Augmentation du prix de la maintenance
L’USF demande à SAP de revoir sa copie
Le dialogue entre les membres du club des utilisateurs SAP Francophones (USF) s'est donc singulièrement durci depuis le mois de novembre. Le Club des Utilisateurs SAP Francophones témoigne du mécontentement d'une part croissante de ses membres face au comportement adopté par l'éditeur et lui demande de reconsidérer sa position sur l'augmentation programmée du prix de la maintenance.
- Convention 2008 des utilisateurs SAP : Entre Business Intelligence et tarif de maintenance
- SAP Enterprise Support : Le coût total de possession doit passer avant le taux de maintenance
Après plusieurs mois de discussion au sein du SUGEN (SAP User Group Executive Network) et de récents échanges au niveau français, L'USF demande à SAP France de revoir sa position sur l'augmentation du prix de la maintenance. Elle réclame en substance, d'appliquer en France, les mêmes règles octroyées à ses clients Allemands et Autrichiens leur permettant de choisir entre le maintien du contrat standard (à un taux de 17%) ou bien l'Enterprise Support (à un taux de 18,36% et selon un délai à définir, de 22%).
Ce souhait, déjà exprimé lors du meeting SUGEN fin octobre 2008, n'a toujours pas été entendu malgré de longs mois de discussions au niveau international. Or, la base adhérente de l'USF s'impatiente et attend dorénavant des réponses significatives de la part de SAP France en faveur d'une révision de sa politique, dans un contexte de crise économique peu compatible avec une augmentation aussi conséquente (+8% rien qu'en 2009) des budgets informatiques. Cette impatience est d'autant plus grande pour les praticiens, que l'éditeur n'a pas été en mesure de démontrer concrètement la valeur correspondant à cette augmentation.
Les avocats entrent en scène
L'USF a missionné le cabinet d'avocat spécialisé Feral-Schul / Sainte-Marie pour proposer à ses adhérents qui le souhaiteraient, une assistance juridique privilégiée destinée à les aider dans leurs négociations contractuelles avec l'éditeur. Plusieurs actions ont d'ores et déjà été prévues, notamment :
- L'analyse des conditions contractuelles de maintenance proposées par SAP à ses clients et prospects et la formalisation de préconisations. L'objectif est ici de formaliser les clauses-type ou un contrat-type avec les outils permettant aux membres de l'USF d'anticiper les principaux risques en la matière.
Le premier de ces risques est le défaut de pérennité du logiciel, qui peut tenir tant à l'évolution de l'éditeur (par exemple une fusion) qu'à l'obsolescence du produit. Face à ce risque, il est important de prévoir l'engagement de l'éditeur d'apporter son support pendant une durée minimale, à définir, ceci malgré la tendance des éditeurs à ne proposer que des contrats de durée annuelle renouvelable tacitement.

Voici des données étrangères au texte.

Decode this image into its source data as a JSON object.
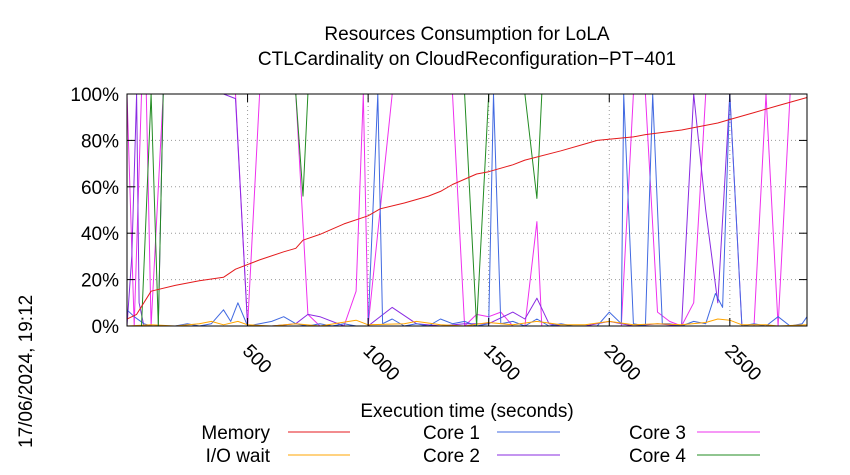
{
  "chart_data": {
    "type": "line",
    "title": "Resources Consumption for LoLA",
    "subtitle": "CTLCardinality on CloudReconfiguration−PT−401",
    "xlabel": "Execution time (seconds)",
    "ylabel": "",
    "xlim": [
      0,
      2820
    ],
    "ylim": [
      0,
      100
    ],
    "x_ticks": [
      500,
      1000,
      1500,
      2000,
      2500
    ],
    "x_tick_labels": [
      "500",
      "1000",
      "1500",
      "2000",
      "2500"
    ],
    "y_ticks": [
      0,
      20,
      40,
      60,
      80,
      100
    ],
    "y_tick_labels": [
      "0%",
      "20%",
      "40%",
      "60%",
      "80%",
      "100%"
    ],
    "grid": true,
    "legend_position": "bottom",
    "timestamp": "17/06/2024, 19:12",
    "series": [
      {
        "name": "Memory",
        "color": "#e41a1c",
        "points": [
          [
            0,
            3
          ],
          [
            40,
            5
          ],
          [
            100,
            15
          ],
          [
            200,
            17.5
          ],
          [
            300,
            19.5
          ],
          [
            400,
            21
          ],
          [
            450,
            24.5
          ],
          [
            550,
            28.5
          ],
          [
            650,
            32
          ],
          [
            700,
            33.5
          ],
          [
            730,
            37
          ],
          [
            800,
            39.5
          ],
          [
            900,
            44
          ],
          [
            1000,
            47.5
          ],
          [
            1050,
            50.5
          ],
          [
            1150,
            53
          ],
          [
            1250,
            56
          ],
          [
            1300,
            58
          ],
          [
            1350,
            61
          ],
          [
            1450,
            65.5
          ],
          [
            1500,
            66.5
          ],
          [
            1600,
            69.5
          ],
          [
            1650,
            71.5
          ],
          [
            1800,
            75.5
          ],
          [
            1900,
            78.5
          ],
          [
            1950,
            80
          ],
          [
            2100,
            81.5
          ],
          [
            2150,
            82.5
          ],
          [
            2300,
            84.5
          ],
          [
            2450,
            87.5
          ],
          [
            2500,
            89
          ],
          [
            2600,
            92
          ],
          [
            2700,
            95
          ],
          [
            2820,
            98.5
          ]
        ]
      },
      {
        "name": "I/O wait",
        "color": "#ffa500",
        "points": [
          [
            0,
            0
          ],
          [
            100,
            0.5
          ],
          [
            200,
            0
          ],
          [
            300,
            1
          ],
          [
            350,
            2
          ],
          [
            400,
            0.5
          ],
          [
            460,
            2
          ],
          [
            500,
            0.5
          ],
          [
            600,
            0
          ],
          [
            700,
            1
          ],
          [
            800,
            0
          ],
          [
            950,
            2.5
          ],
          [
            1000,
            0.5
          ],
          [
            1150,
            1
          ],
          [
            1200,
            2
          ],
          [
            1300,
            0.5
          ],
          [
            1400,
            0
          ],
          [
            1500,
            1.5
          ],
          [
            1600,
            0.5
          ],
          [
            1700,
            2
          ],
          [
            1800,
            0.5
          ],
          [
            1900,
            0.5
          ],
          [
            2000,
            2
          ],
          [
            2100,
            0.5
          ],
          [
            2200,
            1
          ],
          [
            2300,
            0.5
          ],
          [
            2400,
            1.5
          ],
          [
            2450,
            3
          ],
          [
            2500,
            2.5
          ],
          [
            2550,
            0.5
          ],
          [
            2650,
            0.5
          ],
          [
            2700,
            0
          ],
          [
            2820,
            0.5
          ]
        ]
      },
      {
        "name": "Core 1",
        "color": "#4169e1",
        "points": [
          [
            0,
            7
          ],
          [
            30,
            4
          ],
          [
            70,
            1
          ],
          [
            100,
            0
          ],
          [
            150,
            0
          ],
          [
            200,
            0
          ],
          [
            250,
            1
          ],
          [
            300,
            0
          ],
          [
            350,
            1
          ],
          [
            400,
            7
          ],
          [
            430,
            2
          ],
          [
            460,
            10
          ],
          [
            500,
            0
          ],
          [
            550,
            1
          ],
          [
            600,
            2
          ],
          [
            650,
            4
          ],
          [
            700,
            1
          ],
          [
            750,
            0
          ],
          [
            800,
            1
          ],
          [
            850,
            0
          ],
          [
            900,
            1
          ],
          [
            950,
            0
          ],
          [
            1000,
            0
          ],
          [
            1040,
            100
          ],
          [
            1060,
            1
          ],
          [
            1100,
            3
          ],
          [
            1150,
            0
          ],
          [
            1200,
            1
          ],
          [
            1250,
            0
          ],
          [
            1300,
            3
          ],
          [
            1350,
            1
          ],
          [
            1400,
            2
          ],
          [
            1450,
            0
          ],
          [
            1500,
            1
          ],
          [
            1520,
            100
          ],
          [
            1550,
            1
          ],
          [
            1600,
            2
          ],
          [
            1650,
            0
          ],
          [
            1700,
            3
          ],
          [
            1750,
            0
          ],
          [
            1800,
            1
          ],
          [
            1850,
            0
          ],
          [
            1950,
            0
          ],
          [
            2000,
            6
          ],
          [
            2050,
            1
          ],
          [
            2060,
            100
          ],
          [
            2100,
            1
          ],
          [
            2150,
            0
          ],
          [
            2180,
            100
          ],
          [
            2220,
            1
          ],
          [
            2250,
            1
          ],
          [
            2300,
            0
          ],
          [
            2350,
            2
          ],
          [
            2400,
            1
          ],
          [
            2440,
            14
          ],
          [
            2470,
            8
          ],
          [
            2500,
            100
          ],
          [
            2550,
            0
          ],
          [
            2600,
            1
          ],
          [
            2650,
            0
          ],
          [
            2700,
            4
          ],
          [
            2750,
            0
          ],
          [
            2800,
            1
          ],
          [
            2820,
            4
          ]
        ]
      },
      {
        "name": "Core 2",
        "color": "#8a2be2",
        "points": [
          [
            0,
            0
          ],
          [
            20,
            30
          ],
          [
            40,
            100
          ],
          [
            50,
            10
          ],
          [
            70,
            0
          ],
          [
            130,
            0
          ],
          [
            150,
            100
          ],
          [
            200,
            100
          ],
          [
            300,
            100
          ],
          [
            350,
            100
          ],
          [
            400,
            100
          ],
          [
            450,
            98
          ],
          [
            500,
            0
          ],
          [
            600,
            0
          ],
          [
            700,
            1
          ],
          [
            750,
            5
          ],
          [
            800,
            4
          ],
          [
            900,
            0
          ],
          [
            1000,
            0
          ],
          [
            1100,
            8
          ],
          [
            1200,
            1
          ],
          [
            1300,
            0
          ],
          [
            1400,
            1
          ],
          [
            1500,
            1
          ],
          [
            1600,
            6
          ],
          [
            1650,
            3
          ],
          [
            1700,
            12
          ],
          [
            1750,
            1
          ],
          [
            1800,
            0
          ],
          [
            1900,
            0
          ],
          [
            2000,
            2
          ],
          [
            2100,
            0
          ],
          [
            2200,
            1
          ],
          [
            2300,
            0
          ],
          [
            2350,
            100
          ],
          [
            2400,
            50
          ],
          [
            2450,
            10
          ],
          [
            2500,
            100
          ],
          [
            2600,
            100
          ],
          [
            2650,
            100
          ],
          [
            2700,
            100
          ],
          [
            2820,
            100
          ]
        ]
      },
      {
        "name": "Core 3",
        "color": "#ee30ee",
        "points": [
          [
            0,
            100
          ],
          [
            30,
            0
          ],
          [
            60,
            100
          ],
          [
            80,
            100
          ],
          [
            100,
            0
          ],
          [
            150,
            100
          ],
          [
            200,
            100
          ],
          [
            300,
            100
          ],
          [
            350,
            100
          ],
          [
            400,
            100
          ],
          [
            450,
            100
          ],
          [
            480,
            40
          ],
          [
            500,
            0
          ],
          [
            550,
            100
          ],
          [
            650,
            100
          ],
          [
            700,
            100
          ],
          [
            750,
            5
          ],
          [
            800,
            0
          ],
          [
            900,
            0
          ],
          [
            950,
            15
          ],
          [
            980,
            100
          ],
          [
            1000,
            0
          ],
          [
            1100,
            100
          ],
          [
            1200,
            100
          ],
          [
            1300,
            100
          ],
          [
            1350,
            100
          ],
          [
            1400,
            0
          ],
          [
            1450,
            5
          ],
          [
            1500,
            4
          ],
          [
            1550,
            6
          ],
          [
            1600,
            0
          ],
          [
            1650,
            0
          ],
          [
            1700,
            45
          ],
          [
            1720,
            0
          ],
          [
            1750,
            0
          ],
          [
            1800,
            0
          ],
          [
            1900,
            0
          ],
          [
            2000,
            0
          ],
          [
            2050,
            0
          ],
          [
            2100,
            100
          ],
          [
            2150,
            100
          ],
          [
            2200,
            6
          ],
          [
            2250,
            2
          ],
          [
            2300,
            0
          ],
          [
            2350,
            10
          ],
          [
            2400,
            100
          ],
          [
            2450,
            100
          ],
          [
            2500,
            100
          ],
          [
            2550,
            0
          ],
          [
            2600,
            0
          ],
          [
            2650,
            100
          ],
          [
            2700,
            0
          ],
          [
            2750,
            100
          ],
          [
            2800,
            100
          ],
          [
            2820,
            100
          ]
        ]
      },
      {
        "name": "Core 4",
        "color": "#228b22",
        "points": [
          [
            0,
            0
          ],
          [
            30,
            0
          ],
          [
            60,
            0
          ],
          [
            100,
            100
          ],
          [
            130,
            0
          ],
          [
            150,
            100
          ],
          [
            200,
            100
          ],
          [
            300,
            100
          ],
          [
            350,
            100
          ],
          [
            400,
            100
          ],
          [
            450,
            100
          ],
          [
            500,
            100
          ],
          [
            600,
            100
          ],
          [
            700,
            100
          ],
          [
            730,
            56
          ],
          [
            750,
            100
          ],
          [
            800,
            100
          ],
          [
            900,
            100
          ],
          [
            950,
            100
          ],
          [
            1000,
            100
          ],
          [
            1100,
            100
          ],
          [
            1200,
            100
          ],
          [
            1300,
            100
          ],
          [
            1350,
            100
          ],
          [
            1400,
            100
          ],
          [
            1450,
            0
          ],
          [
            1500,
            100
          ],
          [
            1600,
            100
          ],
          [
            1650,
            100
          ],
          [
            1700,
            55
          ],
          [
            1720,
            100
          ],
          [
            1750,
            100
          ],
          [
            1800,
            100
          ],
          [
            1900,
            100
          ],
          [
            2000,
            100
          ],
          [
            2100,
            100
          ],
          [
            2200,
            100
          ],
          [
            2300,
            100
          ],
          [
            2400,
            100
          ],
          [
            2450,
            100
          ],
          [
            2500,
            100
          ],
          [
            2600,
            100
          ],
          [
            2700,
            100
          ],
          [
            2820,
            100
          ]
        ]
      }
    ]
  }
}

Le deuxième risque est lié à la dépendance du client à l'égard de l'éditeur. Il est donc également important d'autoriser l'intervention de
prestataires autres que l'éditeur, non seulement pour les prestations d'intégration mais aussi pour des prestations comme la tierce maintenance applicative. Enfin, pour ce qui est du prix, la meilleure solution est de prévoir une clause de révision avec un indice public. Différentes formules de révision existent, et elles peuvent n'être utilisées qu'à titre de plafond, comme c'est déjà le cas pour un certain nombre de clients SAP. L'USF dispose d'une analyse de risques plus complète qu'elle enrichira au fur et à mesure de ses discussions avec l'éditeur et des retours d'expérience de ses membres.

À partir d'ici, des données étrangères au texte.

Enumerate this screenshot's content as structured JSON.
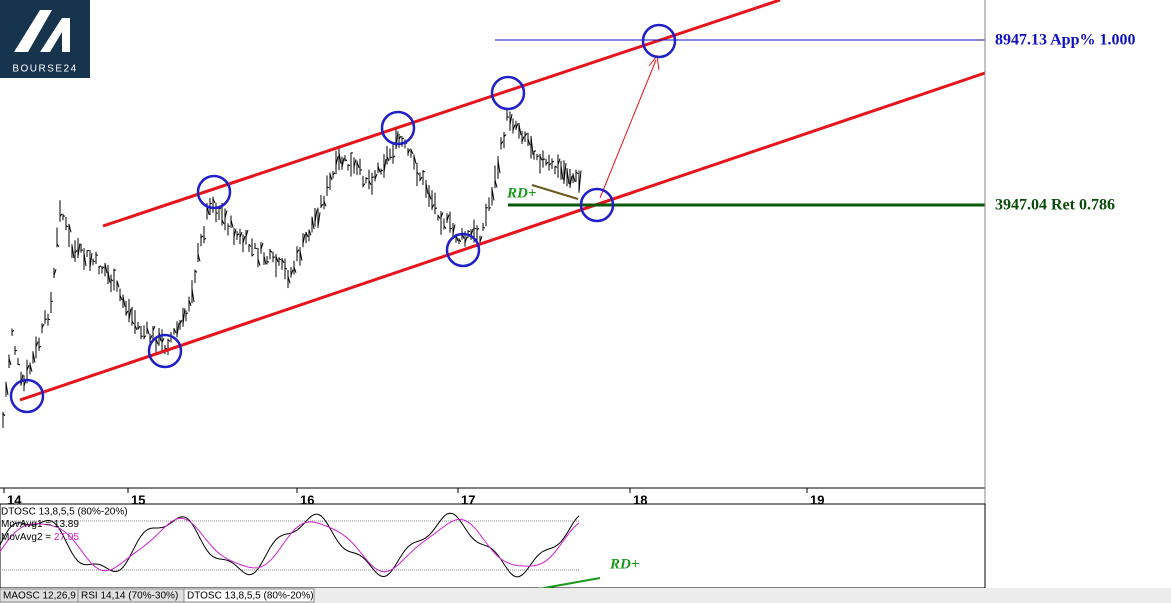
{
  "logo": {
    "text": "BOURSE24"
  },
  "annotations": {
    "target": "8947.13 App% 1.000",
    "retrace": "3947.04 Ret 0.786",
    "divergence_price": "RD+",
    "divergence_osc": "RD+"
  },
  "x_axis": {
    "labels": [
      "14",
      "15",
      "16",
      "17",
      "18",
      "19"
    ]
  },
  "oscillator": {
    "title": "DTOSC 13,8,5,5 (80%-20%)",
    "mov_avg1_label": "MovAvg1 = ",
    "mov_avg1_value": "13.89",
    "mov_avg2_label": "MovAvg2 = ",
    "mov_avg2_value": "27.05"
  },
  "tabs": [
    "MAOSC 12,26,9",
    "RSI 14,14 (70%-30%)",
    "DTOSC 13,8,5,5 (80%-20%)"
  ]
}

Ces précisions données, il convient de procéder bien sûr à une analyse au cas par cas du dispositif contractuel. Si l'éditeur est toujours libre de fixer les conditions de prix de ses produits et services ainsi que les modalités d'exécution de ses services, il doit respecter les termes du contrat conclu. S'il modifie les conditions initiales du contrat et notamment le contenu de son offre, l'évolution ne peut se faire qu'avec le consentement de son client,
dans le cadre d'un avenant contractuel exprès, ou bien dans le cadre du renouvellement du contrat comme c'est le cas ici.
Pour les clients qui ne souhaiteraient pas passer au niveau de service « entreprise », le seul choix que SAP leur laisse est de ne pas renouveler leur contrat de maintenance du tout.
Sauf clause spécifique ayant anticipé cette difficulté, il semblerait que le contrat standard SAP puisse être dénoncé par l'une ou l'autre partie avec un préavis de quelques mois à peine, délai qui ne serait pas suffisant pour choisir et installer un logiciel de substitution.
Or, selon la durée de la relation commerciale existante, une tentative de l'éditeur visant à imposer son nouveau contrat, sans un préavis suffisant, pourrait être sanctionnée comme constituant une rupture abusive. La rupture serait d'autant plus préjudiciable que l'on peut observer que les éléments prétendus de différenciation entre l'offre « Entreprise » et l'offre initiale (désormais retirée du catalogue) ne sont pas spécifiés et que SAP semble se refuser à communiquer les précisions indispensables.
- L'aide au décryptage de la politique tarifaire avec notamment une connaissance approfondie du dossier Enterprise Support.
D'ores et déjà le cabinet a répondu à la première question qui lui était adressée : « Face à l'augmentation imposée du niveau de service et du prix de la maintenance, les clients de SAP peuvent-ils refuser de payer leur facture de 2009 pour la maintenance ? ». L'avis du Cabinet est accessible en ligne, sur le site intranet réservé exclusivement aux adhérents. Par souci d'efficacité, il a été convenu que toutes les questions seraient centralisées auprès du Bureau de l'USF, à charge pour lui de répercuter les questions qui ont vocation à être mutualisées au profit du plus grand nombre.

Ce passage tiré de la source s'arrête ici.